REPUBLIKA.CO.ID, Pada tahun 1944, setahun sebelum Proklamasi Kemerdekaan dikumandangkan Soekarno-Hatta, Jepang telah menjanjikan kemerdekaan Indonesia. Untuk itu, Jepang membolehkan penggunaan simbol-simbol kebangsaan se perti bendera merah-putih dan menyanyikan lagu kebangsaan Indonesia Raya.
Tapi, tak mudah mendapatkan kain untuk bendera, karena sebagian rakyat masih menggunakan karung goni untuk membalut tubuhnya. Bahkan Fatmawati, istri Soekarno, pun tak punya kain untuk dijadikan bendera merah putih. Pasalnya, barang-barang eks impor dikuasai Jepang.
Untuk menjahit Sang Merah Putih, Fatmawati memanggil seorang pemuda, Chaerul Basri, untuk menemui Shimizu, seorang pembesar Jepang. Shimizu adalah pimpinan barisan Propaganda Jepang, yaitu Gerakan Tiga A. Dia juga ditunjuk sebagai perantara dalam perundingan Indonesia-Jepang pada tahun 1943.
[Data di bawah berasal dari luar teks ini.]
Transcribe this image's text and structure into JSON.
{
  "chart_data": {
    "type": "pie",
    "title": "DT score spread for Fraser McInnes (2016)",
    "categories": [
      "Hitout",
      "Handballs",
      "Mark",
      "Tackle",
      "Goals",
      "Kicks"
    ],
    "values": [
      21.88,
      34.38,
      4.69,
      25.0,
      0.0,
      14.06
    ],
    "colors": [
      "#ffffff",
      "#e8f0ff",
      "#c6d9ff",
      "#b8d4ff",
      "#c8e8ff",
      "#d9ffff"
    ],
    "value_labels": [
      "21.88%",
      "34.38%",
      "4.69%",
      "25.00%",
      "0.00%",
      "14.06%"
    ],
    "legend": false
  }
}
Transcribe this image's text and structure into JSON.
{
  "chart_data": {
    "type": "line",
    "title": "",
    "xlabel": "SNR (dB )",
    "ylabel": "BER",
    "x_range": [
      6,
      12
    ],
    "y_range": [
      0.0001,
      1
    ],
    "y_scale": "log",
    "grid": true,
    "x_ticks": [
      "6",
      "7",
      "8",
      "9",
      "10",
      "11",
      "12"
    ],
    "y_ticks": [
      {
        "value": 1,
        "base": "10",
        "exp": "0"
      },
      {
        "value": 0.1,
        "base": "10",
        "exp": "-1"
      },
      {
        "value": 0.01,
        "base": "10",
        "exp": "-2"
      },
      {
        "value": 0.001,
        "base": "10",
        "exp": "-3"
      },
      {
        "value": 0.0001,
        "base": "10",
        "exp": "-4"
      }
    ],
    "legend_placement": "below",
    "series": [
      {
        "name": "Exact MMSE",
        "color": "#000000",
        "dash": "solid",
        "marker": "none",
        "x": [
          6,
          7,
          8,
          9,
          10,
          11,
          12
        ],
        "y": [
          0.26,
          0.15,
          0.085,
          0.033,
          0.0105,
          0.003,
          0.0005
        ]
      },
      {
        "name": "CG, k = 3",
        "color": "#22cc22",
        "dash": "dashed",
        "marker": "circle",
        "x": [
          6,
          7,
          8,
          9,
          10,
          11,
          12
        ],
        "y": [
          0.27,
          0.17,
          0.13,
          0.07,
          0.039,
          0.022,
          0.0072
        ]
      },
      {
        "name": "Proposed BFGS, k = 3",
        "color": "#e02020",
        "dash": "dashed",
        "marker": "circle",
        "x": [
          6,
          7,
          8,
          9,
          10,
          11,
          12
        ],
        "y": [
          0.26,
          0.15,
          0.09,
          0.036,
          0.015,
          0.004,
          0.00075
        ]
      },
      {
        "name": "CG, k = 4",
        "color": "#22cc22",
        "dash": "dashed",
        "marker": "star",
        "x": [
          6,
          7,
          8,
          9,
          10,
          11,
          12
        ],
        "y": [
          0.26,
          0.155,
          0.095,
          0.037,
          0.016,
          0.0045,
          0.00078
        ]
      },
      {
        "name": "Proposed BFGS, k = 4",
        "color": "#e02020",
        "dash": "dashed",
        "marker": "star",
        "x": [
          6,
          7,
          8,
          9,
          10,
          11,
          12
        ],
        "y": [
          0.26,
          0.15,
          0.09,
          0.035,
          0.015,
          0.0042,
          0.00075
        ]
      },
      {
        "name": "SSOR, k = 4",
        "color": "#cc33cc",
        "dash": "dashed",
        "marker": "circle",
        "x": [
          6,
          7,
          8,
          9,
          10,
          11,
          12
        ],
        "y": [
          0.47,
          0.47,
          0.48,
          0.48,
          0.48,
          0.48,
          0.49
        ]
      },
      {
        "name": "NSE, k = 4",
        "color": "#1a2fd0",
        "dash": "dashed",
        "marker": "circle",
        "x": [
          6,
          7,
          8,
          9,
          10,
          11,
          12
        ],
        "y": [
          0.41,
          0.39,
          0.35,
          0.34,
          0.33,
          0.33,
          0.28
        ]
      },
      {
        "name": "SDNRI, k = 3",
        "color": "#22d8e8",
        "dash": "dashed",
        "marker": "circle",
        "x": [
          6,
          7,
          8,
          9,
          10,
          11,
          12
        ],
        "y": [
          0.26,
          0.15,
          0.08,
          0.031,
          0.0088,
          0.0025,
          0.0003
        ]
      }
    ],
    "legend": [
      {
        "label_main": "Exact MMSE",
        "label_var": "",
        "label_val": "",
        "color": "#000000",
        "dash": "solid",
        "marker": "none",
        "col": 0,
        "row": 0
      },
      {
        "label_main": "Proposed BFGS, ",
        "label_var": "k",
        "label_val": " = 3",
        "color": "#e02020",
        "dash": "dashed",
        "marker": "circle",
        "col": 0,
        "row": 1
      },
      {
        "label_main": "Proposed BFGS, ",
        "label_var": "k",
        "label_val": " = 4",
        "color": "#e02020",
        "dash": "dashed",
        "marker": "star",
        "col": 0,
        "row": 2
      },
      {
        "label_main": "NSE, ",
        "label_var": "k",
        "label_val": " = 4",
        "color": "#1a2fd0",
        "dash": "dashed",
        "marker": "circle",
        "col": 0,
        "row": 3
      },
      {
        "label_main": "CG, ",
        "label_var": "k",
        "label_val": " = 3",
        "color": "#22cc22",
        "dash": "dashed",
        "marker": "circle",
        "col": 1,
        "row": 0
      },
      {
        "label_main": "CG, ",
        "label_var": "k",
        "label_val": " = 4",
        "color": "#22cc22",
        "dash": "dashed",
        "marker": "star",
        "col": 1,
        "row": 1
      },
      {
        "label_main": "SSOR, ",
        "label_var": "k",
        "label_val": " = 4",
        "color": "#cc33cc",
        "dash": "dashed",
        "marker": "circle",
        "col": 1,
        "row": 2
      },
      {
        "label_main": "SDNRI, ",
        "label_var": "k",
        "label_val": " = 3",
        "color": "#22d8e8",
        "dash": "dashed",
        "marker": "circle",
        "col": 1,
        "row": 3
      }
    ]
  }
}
Karena Shimizu rajin mendengarkan uneg-uneg, pikiran, dan pendirian orang Indonesia saat itu, lebih bisa diterima bahkan dianggap ‘teman’. Apalagi, dia juga mampu berbahasa Indonesia, meski terpatah-patah. Shimizu lantas menghubungi seorang pembesar Jepang lainnya yang mengepalai gudang di bilangan Pintu Air, di depan eks Bioskop Capitol. Kain itu oleh Fatmawati dijahit menjadi sebuah bendera berukuran 2x3 meter.
Pada 1977, Shimizu ke Indonesia. Dia bertemu Presiden Soeharto dan sejumlah tokoh yang pernah dikenalnya. Dalam sebuah pertemuan, Fatmawati kemudian menceritakan kain bendera pusaka dari Shimizu.
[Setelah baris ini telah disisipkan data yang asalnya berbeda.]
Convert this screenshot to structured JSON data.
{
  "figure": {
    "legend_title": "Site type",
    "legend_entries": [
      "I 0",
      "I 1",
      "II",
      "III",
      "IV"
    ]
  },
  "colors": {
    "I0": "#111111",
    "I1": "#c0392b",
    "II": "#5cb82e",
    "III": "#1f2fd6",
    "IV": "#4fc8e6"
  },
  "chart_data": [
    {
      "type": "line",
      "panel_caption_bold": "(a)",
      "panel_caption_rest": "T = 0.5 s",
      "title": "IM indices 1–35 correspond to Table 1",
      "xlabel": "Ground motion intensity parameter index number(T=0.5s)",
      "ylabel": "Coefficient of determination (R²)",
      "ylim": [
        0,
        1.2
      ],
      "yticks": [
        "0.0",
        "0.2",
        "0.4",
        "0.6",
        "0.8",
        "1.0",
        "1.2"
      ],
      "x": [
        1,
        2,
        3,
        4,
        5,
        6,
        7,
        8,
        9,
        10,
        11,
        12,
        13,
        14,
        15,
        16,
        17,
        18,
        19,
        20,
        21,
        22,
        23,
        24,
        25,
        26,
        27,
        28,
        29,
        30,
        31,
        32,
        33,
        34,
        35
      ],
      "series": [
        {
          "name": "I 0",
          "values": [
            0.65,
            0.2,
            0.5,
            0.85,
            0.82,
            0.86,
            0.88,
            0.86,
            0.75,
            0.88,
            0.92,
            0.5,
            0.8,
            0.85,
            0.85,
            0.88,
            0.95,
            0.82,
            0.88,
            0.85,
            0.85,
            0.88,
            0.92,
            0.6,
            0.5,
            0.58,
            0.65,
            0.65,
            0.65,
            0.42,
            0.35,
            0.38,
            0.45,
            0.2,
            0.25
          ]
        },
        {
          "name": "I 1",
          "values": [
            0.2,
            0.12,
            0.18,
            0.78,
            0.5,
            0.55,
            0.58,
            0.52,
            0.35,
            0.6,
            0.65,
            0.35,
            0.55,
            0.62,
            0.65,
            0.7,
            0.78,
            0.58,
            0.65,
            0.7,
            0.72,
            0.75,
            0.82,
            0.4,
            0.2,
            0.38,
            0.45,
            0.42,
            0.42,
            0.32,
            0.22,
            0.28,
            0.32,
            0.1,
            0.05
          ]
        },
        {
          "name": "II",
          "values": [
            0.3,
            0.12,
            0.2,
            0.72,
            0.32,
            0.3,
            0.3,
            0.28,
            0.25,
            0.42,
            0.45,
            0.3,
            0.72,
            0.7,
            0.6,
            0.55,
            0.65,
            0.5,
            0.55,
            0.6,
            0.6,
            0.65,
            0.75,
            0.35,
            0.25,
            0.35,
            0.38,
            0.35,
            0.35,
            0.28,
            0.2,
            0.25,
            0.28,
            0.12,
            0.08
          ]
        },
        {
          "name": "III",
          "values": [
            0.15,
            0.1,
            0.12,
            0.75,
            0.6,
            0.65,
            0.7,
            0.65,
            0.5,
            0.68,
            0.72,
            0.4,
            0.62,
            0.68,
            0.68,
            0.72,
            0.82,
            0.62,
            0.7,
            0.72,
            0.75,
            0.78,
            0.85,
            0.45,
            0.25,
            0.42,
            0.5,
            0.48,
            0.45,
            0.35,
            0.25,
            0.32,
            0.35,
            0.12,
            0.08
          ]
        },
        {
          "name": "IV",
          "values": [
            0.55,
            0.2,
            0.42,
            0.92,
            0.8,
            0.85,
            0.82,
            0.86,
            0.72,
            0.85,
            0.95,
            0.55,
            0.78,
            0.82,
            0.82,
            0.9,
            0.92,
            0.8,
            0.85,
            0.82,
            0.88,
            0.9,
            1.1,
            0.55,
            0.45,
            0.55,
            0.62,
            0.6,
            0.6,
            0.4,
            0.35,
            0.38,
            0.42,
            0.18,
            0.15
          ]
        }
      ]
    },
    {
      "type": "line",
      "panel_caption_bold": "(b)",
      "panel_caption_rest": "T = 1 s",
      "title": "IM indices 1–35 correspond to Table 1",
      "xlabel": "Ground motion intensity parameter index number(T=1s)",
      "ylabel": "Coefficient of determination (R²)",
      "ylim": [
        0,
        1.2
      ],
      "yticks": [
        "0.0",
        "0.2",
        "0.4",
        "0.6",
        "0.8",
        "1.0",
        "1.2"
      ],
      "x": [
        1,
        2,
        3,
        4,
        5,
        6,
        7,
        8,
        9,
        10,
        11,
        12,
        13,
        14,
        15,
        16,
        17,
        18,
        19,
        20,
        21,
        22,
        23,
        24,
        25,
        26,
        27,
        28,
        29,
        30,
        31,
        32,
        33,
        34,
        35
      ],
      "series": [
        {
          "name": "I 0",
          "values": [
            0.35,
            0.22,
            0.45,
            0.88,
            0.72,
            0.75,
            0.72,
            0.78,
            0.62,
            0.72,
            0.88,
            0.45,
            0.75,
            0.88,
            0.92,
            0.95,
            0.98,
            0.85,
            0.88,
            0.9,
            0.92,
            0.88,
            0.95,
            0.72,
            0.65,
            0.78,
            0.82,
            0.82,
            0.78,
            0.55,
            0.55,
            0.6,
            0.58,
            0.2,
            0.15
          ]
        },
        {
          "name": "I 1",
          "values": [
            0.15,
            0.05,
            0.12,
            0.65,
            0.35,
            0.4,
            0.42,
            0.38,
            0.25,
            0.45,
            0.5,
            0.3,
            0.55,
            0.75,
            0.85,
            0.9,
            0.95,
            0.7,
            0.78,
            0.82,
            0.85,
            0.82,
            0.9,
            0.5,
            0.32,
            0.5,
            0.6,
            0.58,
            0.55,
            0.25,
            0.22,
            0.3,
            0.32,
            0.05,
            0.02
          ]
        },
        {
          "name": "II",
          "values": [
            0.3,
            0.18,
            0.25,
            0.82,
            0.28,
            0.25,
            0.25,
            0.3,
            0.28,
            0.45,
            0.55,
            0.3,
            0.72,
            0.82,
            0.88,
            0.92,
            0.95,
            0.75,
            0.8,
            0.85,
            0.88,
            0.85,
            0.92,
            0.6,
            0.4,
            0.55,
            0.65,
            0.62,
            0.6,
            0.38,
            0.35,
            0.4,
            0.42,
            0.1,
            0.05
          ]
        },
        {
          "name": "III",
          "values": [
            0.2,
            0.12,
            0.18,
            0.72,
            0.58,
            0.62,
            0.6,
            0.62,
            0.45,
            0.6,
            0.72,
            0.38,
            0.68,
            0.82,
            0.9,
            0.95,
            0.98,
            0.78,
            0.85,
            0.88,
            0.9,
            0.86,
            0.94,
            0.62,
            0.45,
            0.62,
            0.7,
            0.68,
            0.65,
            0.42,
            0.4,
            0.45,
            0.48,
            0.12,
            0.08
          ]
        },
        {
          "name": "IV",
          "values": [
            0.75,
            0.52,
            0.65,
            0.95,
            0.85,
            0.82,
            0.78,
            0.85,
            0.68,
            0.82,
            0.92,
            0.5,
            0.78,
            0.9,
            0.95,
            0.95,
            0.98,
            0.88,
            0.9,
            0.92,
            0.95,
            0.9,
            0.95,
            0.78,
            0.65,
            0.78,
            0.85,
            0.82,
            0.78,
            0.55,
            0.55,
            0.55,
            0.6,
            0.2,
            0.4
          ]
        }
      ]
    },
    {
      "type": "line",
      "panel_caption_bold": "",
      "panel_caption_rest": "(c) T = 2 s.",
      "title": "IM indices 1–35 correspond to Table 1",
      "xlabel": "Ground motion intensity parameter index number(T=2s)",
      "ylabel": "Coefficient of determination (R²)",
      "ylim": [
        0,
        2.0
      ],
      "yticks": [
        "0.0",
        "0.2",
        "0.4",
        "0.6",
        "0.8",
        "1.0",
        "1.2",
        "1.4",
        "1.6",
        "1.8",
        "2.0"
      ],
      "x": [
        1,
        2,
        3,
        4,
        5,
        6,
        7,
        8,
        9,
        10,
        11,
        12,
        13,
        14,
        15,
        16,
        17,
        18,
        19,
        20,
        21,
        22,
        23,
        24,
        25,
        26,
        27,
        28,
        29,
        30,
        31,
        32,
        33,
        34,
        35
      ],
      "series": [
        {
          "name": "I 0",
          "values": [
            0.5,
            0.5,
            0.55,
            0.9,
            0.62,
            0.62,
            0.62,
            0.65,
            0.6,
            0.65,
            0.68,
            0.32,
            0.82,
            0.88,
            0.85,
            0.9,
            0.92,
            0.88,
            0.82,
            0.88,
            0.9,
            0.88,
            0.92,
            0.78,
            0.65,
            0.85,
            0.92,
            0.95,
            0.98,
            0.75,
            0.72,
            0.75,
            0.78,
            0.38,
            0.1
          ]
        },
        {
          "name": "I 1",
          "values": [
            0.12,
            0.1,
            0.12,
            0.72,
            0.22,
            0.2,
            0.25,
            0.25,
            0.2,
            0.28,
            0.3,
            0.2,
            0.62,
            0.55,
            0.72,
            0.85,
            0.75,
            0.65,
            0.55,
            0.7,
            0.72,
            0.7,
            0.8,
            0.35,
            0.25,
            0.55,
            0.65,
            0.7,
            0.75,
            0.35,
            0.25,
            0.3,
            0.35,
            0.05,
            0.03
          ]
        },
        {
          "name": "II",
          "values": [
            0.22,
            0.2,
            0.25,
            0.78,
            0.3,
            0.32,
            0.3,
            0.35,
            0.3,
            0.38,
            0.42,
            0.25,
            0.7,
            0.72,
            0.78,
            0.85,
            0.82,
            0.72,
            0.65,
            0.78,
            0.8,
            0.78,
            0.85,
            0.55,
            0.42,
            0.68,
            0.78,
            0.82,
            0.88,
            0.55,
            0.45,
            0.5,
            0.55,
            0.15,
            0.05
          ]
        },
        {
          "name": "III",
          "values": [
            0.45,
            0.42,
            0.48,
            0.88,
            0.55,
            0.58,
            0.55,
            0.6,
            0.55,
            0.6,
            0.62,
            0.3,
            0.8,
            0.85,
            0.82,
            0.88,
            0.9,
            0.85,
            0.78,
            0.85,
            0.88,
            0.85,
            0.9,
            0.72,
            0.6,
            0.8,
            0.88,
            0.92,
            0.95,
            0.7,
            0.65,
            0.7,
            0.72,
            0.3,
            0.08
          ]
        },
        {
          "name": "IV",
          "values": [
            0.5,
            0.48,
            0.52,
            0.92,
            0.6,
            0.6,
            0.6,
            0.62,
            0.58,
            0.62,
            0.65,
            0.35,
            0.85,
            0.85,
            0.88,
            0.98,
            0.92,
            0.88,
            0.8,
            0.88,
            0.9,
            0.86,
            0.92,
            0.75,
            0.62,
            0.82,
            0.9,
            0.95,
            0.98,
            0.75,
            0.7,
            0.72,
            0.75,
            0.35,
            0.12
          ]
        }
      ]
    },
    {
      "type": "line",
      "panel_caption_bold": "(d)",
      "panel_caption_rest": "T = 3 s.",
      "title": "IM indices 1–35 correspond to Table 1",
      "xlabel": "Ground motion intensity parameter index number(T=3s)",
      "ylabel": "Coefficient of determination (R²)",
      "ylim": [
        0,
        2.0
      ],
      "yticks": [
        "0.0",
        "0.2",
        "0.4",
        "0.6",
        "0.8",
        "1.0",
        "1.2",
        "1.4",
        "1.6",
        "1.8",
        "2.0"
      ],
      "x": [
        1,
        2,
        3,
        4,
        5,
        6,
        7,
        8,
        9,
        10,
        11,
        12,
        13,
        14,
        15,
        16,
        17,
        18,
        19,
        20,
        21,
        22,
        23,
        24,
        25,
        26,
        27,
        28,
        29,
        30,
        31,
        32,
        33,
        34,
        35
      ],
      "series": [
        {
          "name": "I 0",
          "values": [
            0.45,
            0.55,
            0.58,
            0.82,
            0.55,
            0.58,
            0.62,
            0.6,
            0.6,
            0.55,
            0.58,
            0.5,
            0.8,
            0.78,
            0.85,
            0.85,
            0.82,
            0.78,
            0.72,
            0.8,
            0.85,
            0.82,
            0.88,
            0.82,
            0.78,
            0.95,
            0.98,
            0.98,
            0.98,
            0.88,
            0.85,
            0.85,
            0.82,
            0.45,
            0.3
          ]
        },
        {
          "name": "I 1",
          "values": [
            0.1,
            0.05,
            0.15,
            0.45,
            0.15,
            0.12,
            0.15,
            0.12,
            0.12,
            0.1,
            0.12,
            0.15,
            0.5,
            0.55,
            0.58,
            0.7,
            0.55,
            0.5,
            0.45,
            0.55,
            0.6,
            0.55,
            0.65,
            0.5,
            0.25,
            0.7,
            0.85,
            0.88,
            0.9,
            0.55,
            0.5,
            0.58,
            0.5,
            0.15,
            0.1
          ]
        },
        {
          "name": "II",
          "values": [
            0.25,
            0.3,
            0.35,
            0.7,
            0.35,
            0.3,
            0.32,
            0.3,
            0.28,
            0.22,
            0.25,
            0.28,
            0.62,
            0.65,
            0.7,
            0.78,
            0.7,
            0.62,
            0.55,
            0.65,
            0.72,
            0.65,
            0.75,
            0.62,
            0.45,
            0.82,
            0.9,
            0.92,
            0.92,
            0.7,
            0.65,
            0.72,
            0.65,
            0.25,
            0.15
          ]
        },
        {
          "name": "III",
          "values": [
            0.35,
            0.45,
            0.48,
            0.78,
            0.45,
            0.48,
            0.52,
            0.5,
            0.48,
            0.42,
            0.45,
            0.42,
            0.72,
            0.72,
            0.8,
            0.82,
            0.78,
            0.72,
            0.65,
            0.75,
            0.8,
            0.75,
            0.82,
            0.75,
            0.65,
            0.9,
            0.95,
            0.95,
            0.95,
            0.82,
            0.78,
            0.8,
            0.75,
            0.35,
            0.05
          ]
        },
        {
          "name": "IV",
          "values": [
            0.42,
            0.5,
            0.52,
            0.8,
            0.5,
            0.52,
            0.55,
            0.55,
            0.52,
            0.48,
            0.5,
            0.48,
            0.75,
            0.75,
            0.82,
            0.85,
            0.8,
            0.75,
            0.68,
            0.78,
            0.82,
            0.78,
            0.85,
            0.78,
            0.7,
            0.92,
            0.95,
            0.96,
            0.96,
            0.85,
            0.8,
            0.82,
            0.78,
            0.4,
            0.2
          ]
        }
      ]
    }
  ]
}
Pada 1946-1968, bendera tersebut hanya dikibarkan setiap hari ulang tahun kemer dekaan. Sejak 1969, bendera itu tak dikibarkan lagi dan disimpan di Istana Merdeka. Bendera itu sempat sobek pada kedua ujungnya. Ujung berwarna putih sobek 12X42 cm, sedangkan ujung berwarna merah sobek 15x47 cm. Ada pula bolong-bolong.